Below is a screenshot. I would like the monkey to cast a hard shadow on the ground plane, so that it's in the same style as the clip art. How would you do that with the ground plane being in flat clip art style as well, in exception to the hard shadow casted by the monkey? 

Here is my blend file: https://we.tl/t-5YU1zMntlv


  • Kent Trammell replied

    Good question. The main thing to keep in mind is that the clipart shader is using emission shaders to generate solid colors and minimize realistic shading gradients. This also means that the object is emitting light and will not accept shadows.

    So the first thing to do is swap the ground plane material for a simple diffuse shader (so it can accept shadows). Immediately you will see a shadow appear but you'll also see yellow light flowing on the ground and the shadow.

    Next step is some visual trickery on the monkey's material. In short you want the material to be different in the scene than it is in the camera. I.e. you want the scene to see the monkey head as a black diffuse material so it A) won't emit light on the ground but B) will cast a shadow. However you want the camera to see the emissive clip art shader. You can accomplish this with the Input -> Light Path Node. Add another mix shader to the end of your clip art shader and use the "is camera ray" socket of the Light Path node as the factor of the new mix node. Then add a simply black diffuse material to the first shader slot of the mix and your clip art output as the second shader socket.

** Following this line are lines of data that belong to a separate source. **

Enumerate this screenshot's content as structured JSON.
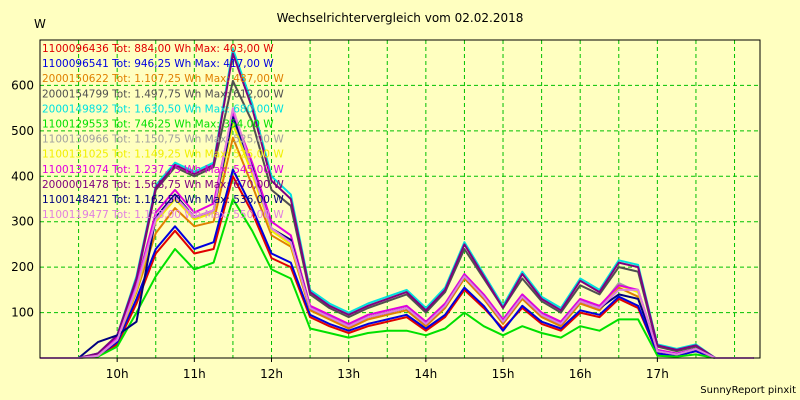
{
  "chart_data": {
    "type": "line",
    "title": "Wechselrichtervergleich vom 02.02.2018",
    "ylabel": "W",
    "xlabel": "",
    "ylim": [
      0,
      700
    ],
    "yticks": [
      100,
      200,
      300,
      400,
      500,
      600
    ],
    "xlim": [
      9.0,
      18.33
    ],
    "xticks": [
      {
        "value": 10,
        "label": "10h"
      },
      {
        "value": 11,
        "label": "11h"
      },
      {
        "value": 12,
        "label": "12h"
      },
      {
        "value": 13,
        "label": "13h"
      },
      {
        "value": 14,
        "label": "14h"
      },
      {
        "value": 15,
        "label": "15h"
      },
      {
        "value": 16,
        "label": "16h"
      },
      {
        "value": 17,
        "label": "17h"
      }
    ],
    "grid": true,
    "legend_position": "top-left",
    "x": [
      9.0,
      9.25,
      9.5,
      9.75,
      10.0,
      10.25,
      10.5,
      10.75,
      11.0,
      11.25,
      11.5,
      11.75,
      12.0,
      12.25,
      12.5,
      12.75,
      13.0,
      13.25,
      13.5,
      13.75,
      14.0,
      14.25,
      14.5,
      14.75,
      15.0,
      15.25,
      15.5,
      15.75,
      16.0,
      16.25,
      16.5,
      16.75,
      17.0,
      17.25,
      17.5,
      17.75,
      18.0,
      18.25
    ],
    "series": [
      {
        "name": "1100096436 Tot: 884,00 Wh Max: 403,00 W",
        "color": "#e00000",
        "values": [
          0,
          0,
          0,
          5,
          30,
          120,
          230,
          280,
          230,
          240,
          400,
          320,
          220,
          200,
          90,
          70,
          55,
          70,
          80,
          90,
          60,
          90,
          150,
          110,
          65,
          110,
          75,
          60,
          100,
          90,
          130,
          110,
          10,
          5,
          15,
          0,
          0,
          0
        ]
      },
      {
        "name": "1100096541 Tot: 946,25 Wh Max: 417,00 W",
        "color": "#0000e0",
        "values": [
          0,
          0,
          0,
          5,
          35,
          130,
          240,
          290,
          240,
          255,
          415,
          330,
          230,
          210,
          95,
          75,
          60,
          75,
          85,
          95,
          65,
          95,
          155,
          115,
          60,
          115,
          80,
          65,
          105,
          95,
          135,
          115,
          10,
          5,
          15,
          0,
          0,
          0
        ]
      },
      {
        "name": "2000150622 Tot: 1.107,25 Wh Max: 487,00 W",
        "color": "#e08000",
        "values": [
          0,
          0,
          0,
          5,
          40,
          145,
          275,
          330,
          290,
          300,
          485,
          380,
          270,
          245,
          105,
          85,
          65,
          85,
          95,
          105,
          70,
          110,
          175,
          130,
          75,
          130,
          90,
          70,
          120,
          105,
          155,
          135,
          15,
          8,
          20,
          0,
          0,
          0
        ]
      },
      {
        "name": "2000154799 Tot: 1.497,75 Wh Max: 612,00 W",
        "color": "#505050",
        "values": [
          0,
          0,
          0,
          10,
          45,
          170,
          370,
          420,
          400,
          420,
          610,
          520,
          370,
          335,
          140,
          110,
          90,
          110,
          125,
          140,
          100,
          145,
          240,
          175,
          110,
          175,
          125,
          100,
          160,
          140,
          200,
          190,
          25,
          15,
          25,
          0,
          0,
          0
        ]
      },
      {
        "name": "2000149892 Tot: 1.630,50 Wh Max: 680,00 W",
        "color": "#00e0e0",
        "values": [
          0,
          0,
          0,
          10,
          50,
          180,
          380,
          430,
          410,
          430,
          680,
          560,
          400,
          360,
          150,
          120,
          100,
          120,
          135,
          150,
          110,
          155,
          255,
          185,
          115,
          190,
          135,
          110,
          175,
          150,
          215,
          205,
          30,
          20,
          30,
          0,
          0,
          0
        ]
      },
      {
        "name": "1100129553 Tot: 746,25 Wh Max: 354,00 W",
        "color": "#00e000",
        "values": [
          0,
          0,
          0,
          3,
          25,
          100,
          180,
          240,
          195,
          210,
          350,
          280,
          195,
          175,
          65,
          55,
          45,
          55,
          60,
          60,
          50,
          65,
          100,
          70,
          50,
          70,
          55,
          45,
          70,
          60,
          85,
          85,
          5,
          3,
          8,
          0,
          0,
          0
        ]
      },
      {
        "name": "1100130966 Tot: 1.150,75 Wh Max: 525,00 W",
        "color": "#a0a0a0",
        "values": [
          0,
          0,
          0,
          5,
          40,
          150,
          300,
          350,
          310,
          320,
          520,
          410,
          280,
          255,
          110,
          90,
          70,
          90,
          100,
          110,
          75,
          115,
          180,
          135,
          80,
          135,
          95,
          75,
          125,
          110,
          165,
          145,
          15,
          8,
          20,
          0,
          0,
          0
        ]
      },
      {
        "name": "1100131025 Tot: 1.149,25 Wh Max: 525,00 W",
        "color": "#f0f000",
        "values": [
          0,
          0,
          0,
          5,
          40,
          150,
          300,
          350,
          305,
          320,
          515,
          405,
          280,
          250,
          110,
          90,
          70,
          90,
          100,
          110,
          75,
          115,
          180,
          135,
          80,
          135,
          95,
          75,
          125,
          110,
          160,
          145,
          15,
          8,
          20,
          0,
          0,
          0
        ]
      },
      {
        "name": "1100131074 Tot: 1.237,75 Wh Max: 545,00 W",
        "color": "#e000e0",
        "values": [
          0,
          0,
          0,
          5,
          45,
          160,
          320,
          370,
          320,
          340,
          540,
          430,
          300,
          270,
          115,
          95,
          75,
          95,
          105,
          115,
          80,
          120,
          185,
          140,
          85,
          140,
          100,
          80,
          130,
          115,
          160,
          150,
          18,
          10,
          20,
          0,
          0,
          0
        ]
      },
      {
        "name": "2000001478 Tot: 1.568,75 Wh Max: 670,00 W",
        "color": "#800080",
        "values": [
          0,
          0,
          0,
          10,
          50,
          175,
          375,
          425,
          405,
          425,
          670,
          550,
          390,
          350,
          145,
          115,
          95,
          115,
          130,
          145,
          105,
          150,
          250,
          180,
          110,
          185,
          130,
          105,
          170,
          145,
          210,
          200,
          28,
          18,
          28,
          0,
          0,
          0
        ]
      },
      {
        "name": "1100148421 Tot: 1.162,50 Wh Max: 536,00 W",
        "color": "#000080",
        "values": [
          0,
          0,
          0,
          35,
          50,
          80,
          310,
          360,
          310,
          325,
          530,
          420,
          285,
          260,
          110,
          90,
          70,
          90,
          100,
          110,
          75,
          115,
          180,
          135,
          80,
          135,
          95,
          75,
          125,
          110,
          140,
          130,
          15,
          8,
          20,
          0,
          0,
          0
        ]
      },
      {
        "name": "1100119477 Tot: 1.158,00 Wh Max: 550,00 W",
        "color": "#e080e0",
        "values": [
          0,
          0,
          0,
          5,
          40,
          155,
          305,
          355,
          310,
          325,
          550,
          415,
          285,
          255,
          110,
          90,
          70,
          90,
          100,
          110,
          75,
          115,
          180,
          135,
          80,
          135,
          95,
          75,
          125,
          110,
          150,
          150,
          15,
          8,
          20,
          0,
          0,
          0
        ]
      }
    ]
  },
  "credit": "SunnyReport pinxit"
}
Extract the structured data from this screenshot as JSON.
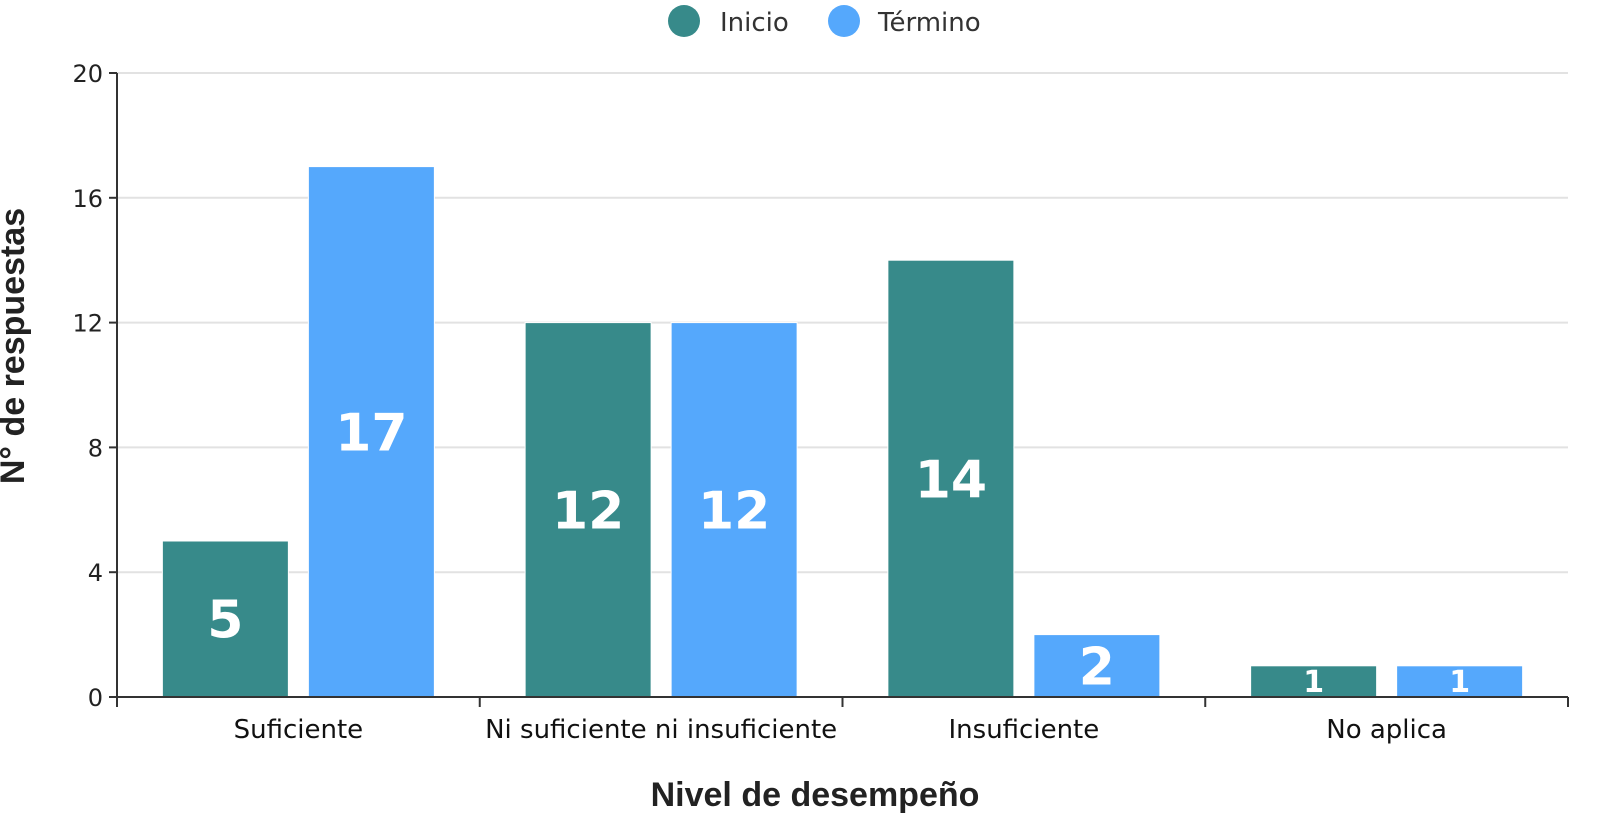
{
  "chart_data": {
    "type": "bar",
    "title": "",
    "xlabel": "Nivel de desempeño",
    "ylabel": "N° de respuestas",
    "categories": [
      "Suficiente",
      "Ni suficiente ni insuficiente",
      "Insuficiente",
      "No aplica"
    ],
    "series": [
      {
        "name": "Inicio",
        "color": "#378a8a",
        "values": [
          5,
          12,
          14,
          1
        ]
      },
      {
        "name": "Término",
        "color": "#55a8fc",
        "values": [
          17,
          12,
          2,
          1
        ]
      }
    ],
    "ylim": [
      0,
      20
    ],
    "yticks": [
      0,
      4,
      8,
      12,
      16,
      20
    ],
    "grid": true,
    "legend_position": "top-center",
    "data_labels": true
  }
}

    Those steps should deliver a crisp shadow on the ground plane while maintaining the solid emissive colors of your clip art material. Here's a screenshot of the two materials + result:

  • Cindy Suen(cindysuen) replied

    Very helpful, thank you so much for the detailed answer, Kent! What if I wanted the hard edge black shadow to be a different color, say orange, and the ground plane to be a light blue, how would I do that?

  • Kent Trammell replied

    Hmm we're getting pretty deep into the weeds now..I'm sure it's possible but I can't think of an easy way. That would involve lighting and shading trickery, possibly compositing too. Lots of unconventional tricks for sure.